The Baker and I had turned up at Battersea Park at midday. A bright spark at the council had thought of installing sleeping policemen in the park road, presumably to slow down runaway wheelchairs. It was murder manoeuvring the Clash's atomic pink flight cases of amps and speakers over them to the floating jetty, grandly called Battersea Pier, which bobbed up and down with the tide. Don Letts, who was doing the filming, turned up on a motor launch, dreadlocks flying, with the film crew. We set up the backline as if we were playing at the Lyceum -- amps, leads, mikes, stands, PA to roll back the sound. And we waited and waited for the band to arrive. We buttoned our coats against the growing cold of the afternoon and even Letts' good humour began to wane. Cold hours passed and the sun set. It began to rain and the Clash turned up. All the band's equipment was standing in the drizzle getting soaked. Don had sent out for some lights and I sent out for some Remy Martin. I wanted to pack up and go home. The boat pulled out, riding the swell of the river, and Letts was shouting instructions to the band through a megaphone, like he was at the Boat Race.
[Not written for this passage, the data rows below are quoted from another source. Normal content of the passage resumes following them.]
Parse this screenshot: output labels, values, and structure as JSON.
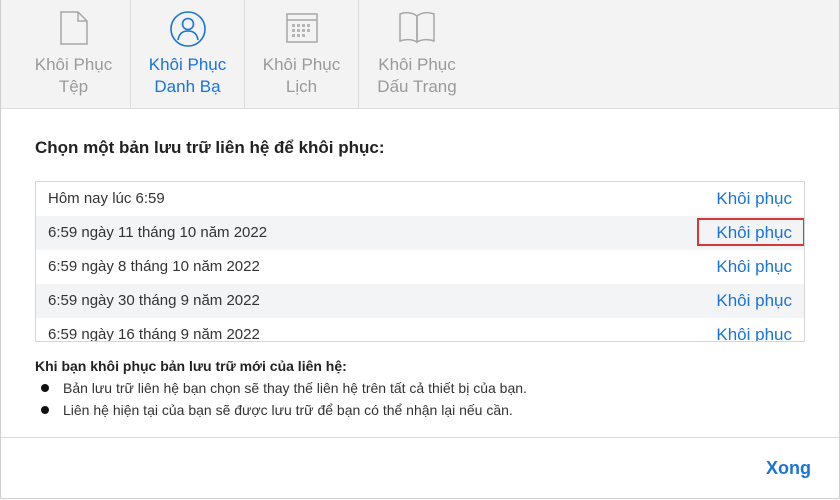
{
  "tabs": [
    {
      "line1": "Khôi Phục",
      "line2": "Tệp",
      "icon": "file-icon",
      "active": false
    },
    {
      "line1": "Khôi Phục",
      "line2": "Danh Bạ",
      "icon": "contacts-icon",
      "active": true
    },
    {
      "line1": "Khôi Phục",
      "line2": "Lịch",
      "icon": "calendar-icon",
      "active": false
    },
    {
      "line1": "Khôi Phục",
      "line2": "Dấu Trang",
      "icon": "bookmarks-icon",
      "active": false
    }
  ],
  "heading": "Chọn một bản lưu trữ liên hệ để khôi phục:",
  "archives": [
    {
      "date": "Hôm nay lúc 6:59",
      "action": "Khôi phục"
    },
    {
      "date": "6:59 ngày 11 tháng 10 năm 2022",
      "action": "Khôi phục"
    },
    {
      "date": "6:59 ngày 8 tháng 10 năm 2022",
      "action": "Khôi phục"
    },
    {
      "date": "6:59 ngày 30 tháng 9 năm 2022",
      "action": "Khôi phục"
    },
    {
      "date": "6:59 ngày 16 tháng 9 năm 2022",
      "action": "Khôi phục"
    }
  ],
  "info": {
    "title": "Khi bạn khôi phục bản lưu trữ mới của liên hệ:",
    "bullets": [
      "Bản lưu trữ liên hệ bạn chọn sẽ thay thế liên hệ trên tất cả thiết bị của bạn.",
      "Liên hệ hiện tại của bạn sẽ được lưu trữ để bạn có thể nhận lại nếu cần."
    ]
  },
  "done_label": "Xong",
  "colors": {
    "accent": "#1a73d9",
    "highlight": "#d9363a",
    "inactive": "#9a9a9a"
  }
}
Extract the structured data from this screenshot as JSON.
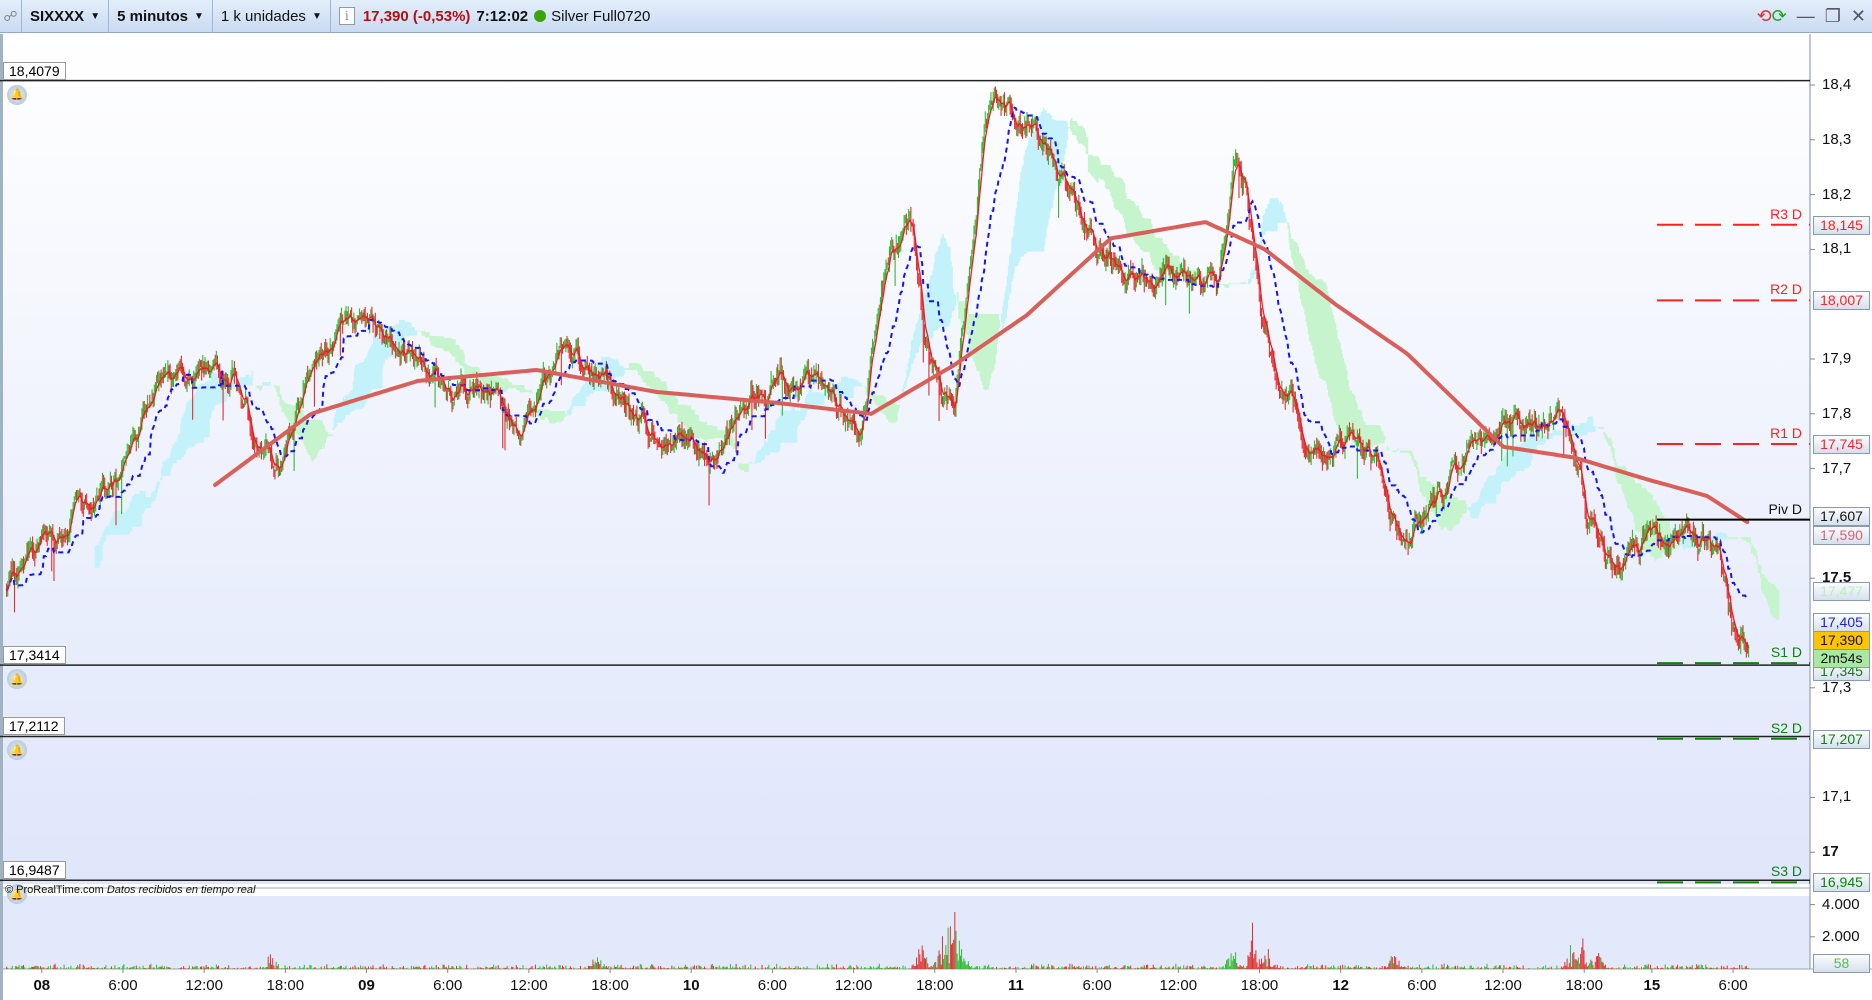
{
  "toolbar": {
    "symbol": "SIXXXX",
    "timeframe": "5 minutos",
    "units": "1 k unidades",
    "last_price": "17,390 (-0,53%)",
    "time": "7:12:02",
    "account": "Silver Full0720"
  },
  "footer": {
    "copyright": "© ProRealTime.com",
    "realtime": "Datos recibidos en tiempo real"
  },
  "alerts": [
    "18,4079",
    "17,3414",
    "17,2112",
    "16,9487"
  ],
  "colors": {
    "up": "#33b833",
    "down": "#e03030",
    "price_line": "#ee1c24",
    "kijun": "#1515ee",
    "ma": "#d9605a",
    "cloud_up": "#c4f2fa",
    "cloud_down": "#c6f4cc",
    "resistance": "#ff2020",
    "support": "#108010"
  },
  "chart_data": {
    "type": "line",
    "title": "SIXXXX 5 minutos",
    "x_unit": "hours from 08 00:00 (trading axis)",
    "xlim": [
      -2.6,
      130.7
    ],
    "ylim": [
      16.94,
      18.47
    ],
    "x_ticks": [
      {
        "h": 0,
        "label": "08",
        "bold": true
      },
      {
        "h": 6,
        "label": "6:00"
      },
      {
        "h": 12,
        "label": "12:00"
      },
      {
        "h": 18,
        "label": "18:00"
      },
      {
        "h": 24,
        "label": "09",
        "bold": true
      },
      {
        "h": 30,
        "label": "6:00"
      },
      {
        "h": 36,
        "label": "12:00"
      },
      {
        "h": 42,
        "label": "18:00"
      },
      {
        "h": 48,
        "label": "10",
        "bold": true
      },
      {
        "h": 54,
        "label": "6:00"
      },
      {
        "h": 60,
        "label": "12:00"
      },
      {
        "h": 66,
        "label": "18:00"
      },
      {
        "h": 72,
        "label": "11",
        "bold": true
      },
      {
        "h": 78,
        "label": "6:00"
      },
      {
        "h": 84,
        "label": "12:00"
      },
      {
        "h": 90,
        "label": "18:00"
      },
      {
        "h": 96,
        "label": "12",
        "bold": true
      },
      {
        "h": 102,
        "label": "6:00"
      },
      {
        "h": 108,
        "label": "12:00"
      },
      {
        "h": 114,
        "label": "18:00"
      },
      {
        "h": 119,
        "label": "15",
        "bold": true
      },
      {
        "h": 125,
        "label": "6:00"
      }
    ],
    "y_ticks": [
      {
        "v": 18.4,
        "label": "18,4"
      },
      {
        "v": 18.3,
        "label": "18,3"
      },
      {
        "v": 18.2,
        "label": "18,2"
      },
      {
        "v": 18.1,
        "label": "18,1"
      },
      {
        "v": 17.9,
        "label": "17,9"
      },
      {
        "v": 17.8,
        "label": "17,8"
      },
      {
        "v": 17.7,
        "label": "17,7"
      },
      {
        "v": 17.5,
        "label": "17.5",
        "bold": true
      },
      {
        "v": 17.3,
        "label": "17,3"
      },
      {
        "v": 17.1,
        "label": "17,1"
      },
      {
        "v": 17.0,
        "label": "17",
        "bold": true
      }
    ],
    "price_keypoints": [
      [
        -2.6,
        17.49
      ],
      [
        2.2,
        17.62
      ],
      [
        5.7,
        17.67
      ],
      [
        8.4,
        17.84
      ],
      [
        12.4,
        17.89
      ],
      [
        14.6,
        17.86
      ],
      [
        16,
        17.74
      ],
      [
        17.6,
        17.72
      ],
      [
        19.9,
        17.9
      ],
      [
        22.1,
        17.96
      ],
      [
        25.1,
        17.96
      ],
      [
        27.8,
        17.9
      ],
      [
        30.4,
        17.83
      ],
      [
        33.1,
        17.85
      ],
      [
        35.3,
        17.78
      ],
      [
        38.8,
        17.92
      ],
      [
        41.9,
        17.86
      ],
      [
        45.4,
        17.76
      ],
      [
        49.9,
        17.74
      ],
      [
        52.5,
        17.85
      ],
      [
        56.9,
        17.86
      ],
      [
        60.4,
        17.77
      ],
      [
        62.6,
        18.09
      ],
      [
        64.4,
        18.14
      ],
      [
        65.3,
        17.94
      ],
      [
        67.5,
        17.79
      ],
      [
        68.8,
        18.12
      ],
      [
        70.1,
        18.38
      ],
      [
        72.8,
        18.34
      ],
      [
        74.6,
        18.27
      ],
      [
        76.8,
        18.15
      ],
      [
        79.9,
        18.06
      ],
      [
        81.6,
        18.05
      ],
      [
        85.2,
        18.05
      ],
      [
        86.9,
        18.03
      ],
      [
        88.2,
        18.27
      ],
      [
        89.1,
        18.2
      ],
      [
        90.4,
        17.94
      ],
      [
        91.8,
        17.84
      ],
      [
        94,
        17.73
      ],
      [
        96.6,
        17.76
      ],
      [
        99.3,
        17.68
      ],
      [
        100.1,
        17.57
      ],
      [
        102.8,
        17.64
      ],
      [
        105.5,
        17.74
      ],
      [
        108.1,
        17.78
      ],
      [
        111.6,
        17.78
      ],
      [
        112.5,
        17.81
      ],
      [
        114.3,
        17.6
      ],
      [
        116,
        17.51
      ],
      [
        118.7,
        17.58
      ],
      [
        122.2,
        17.58
      ],
      [
        124,
        17.55
      ],
      [
        124.9,
        17.42
      ],
      [
        126.2,
        17.39
      ]
    ],
    "ma_keypoints": [
      [
        12.8,
        17.67
      ],
      [
        19.9,
        17.8
      ],
      [
        27.8,
        17.86
      ],
      [
        36.6,
        17.88
      ],
      [
        45.4,
        17.84
      ],
      [
        54.3,
        17.82
      ],
      [
        61.3,
        17.8
      ],
      [
        67.5,
        17.89
      ],
      [
        72.8,
        17.98
      ],
      [
        79,
        18.12
      ],
      [
        86,
        18.15
      ],
      [
        90.4,
        18.1
      ],
      [
        95.6,
        18.0
      ],
      [
        100.9,
        17.91
      ],
      [
        108,
        17.74
      ],
      [
        113.3,
        17.72
      ],
      [
        118.7,
        17.68
      ],
      [
        123.1,
        17.65
      ],
      [
        126.2,
        17.6
      ]
    ],
    "alert_levels": [
      18.4079,
      17.3414,
      17.2112,
      16.9487
    ],
    "pivot_levels": [
      {
        "name": "R3 D",
        "value": 18.145,
        "label": "18,145",
        "kind": "resistance"
      },
      {
        "name": "R2 D",
        "value": 18.007,
        "label": "18,007",
        "kind": "resistance"
      },
      {
        "name": "R1 D",
        "value": 17.745,
        "label": "17,745",
        "kind": "resistance"
      },
      {
        "name": "Piv D",
        "value": 17.607,
        "label": "17,607",
        "kind": "pivot"
      },
      {
        "name": "S1 D",
        "value": 17.345,
        "label": "17,345",
        "kind": "support"
      },
      {
        "name": "S2 D",
        "value": 17.207,
        "label": "17,207",
        "kind": "support"
      },
      {
        "name": "S3 D",
        "value": 16.945,
        "label": "16,945",
        "kind": "support"
      }
    ],
    "indicator_values": [
      {
        "label": "17,590",
        "value": 17.59,
        "color": "#e06070"
      },
      {
        "label": "17,477",
        "value": 17.477,
        "color": "#b8f0b8"
      },
      {
        "label": "17,405",
        "value": 17.405,
        "color": "#2020e0"
      }
    ],
    "current_price": {
      "label": "17,390",
      "value": 17.39
    },
    "countdown": "2m54s",
    "volume": {
      "ylim": [
        0,
        4700
      ],
      "y_ticks": [
        {
          "v": 4000,
          "label": "4.000"
        },
        {
          "v": 2000,
          "label": "2.000"
        }
      ],
      "current": "58",
      "peaks": [
        [
          17,
          900
        ],
        [
          41,
          700
        ],
        [
          65,
          1500
        ],
        [
          66.5,
          2000
        ],
        [
          67.3,
          4300
        ],
        [
          68,
          1800
        ],
        [
          88,
          1800
        ],
        [
          89.5,
          2800
        ],
        [
          90.5,
          1600
        ],
        [
          100,
          900
        ],
        [
          113,
          1500
        ],
        [
          114,
          2000
        ],
        [
          115,
          1200
        ]
      ]
    }
  }
}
    `All right, hold it. When we do that section again all gather around the mike then spread ...'

    It was so weird it cheered me up, and the band ran through it again and again, patiently and professionally, looking urban and urbane, and wet. It was as if they had known it was going to rain, and known it was going to be filmed at dusk. Joe wielded his faithful old guitar, with its `Ignore Alien Orders' sticker. Paul sported a wide-brimmed gangster hat; Mick was in a dark suit, with a red tie and handkerchief sending off flashes of colour. Every time Topper hit the drums spray bounced up into his face, sparkling in the artificial light. Between takes I mopped at their rain-soaked guitars and faces with towels in a little wooden hut nearby, as they slugged Remy and hugged each other against the cold.

    Finally, it was done and the band pissed off in a cab. Baker and I, cold, wet and starving, were left to pack everything away, without even the roar of the crowd to see us home.

    Baker whinged. `Look at this stuff -- it's soaked. How are we going to dry it off? It's ruined."

    I grabbed a mike-stand and dumped it into the water. Anger welled into strength, and I picked up a wedge monitor, hired from Maurice Plaquet, and with a roar hurled it into the Thames. To our surprise it floated, and, rocking with laughter, we watched it bobbing under the fairy lights of Chelsea Bridge.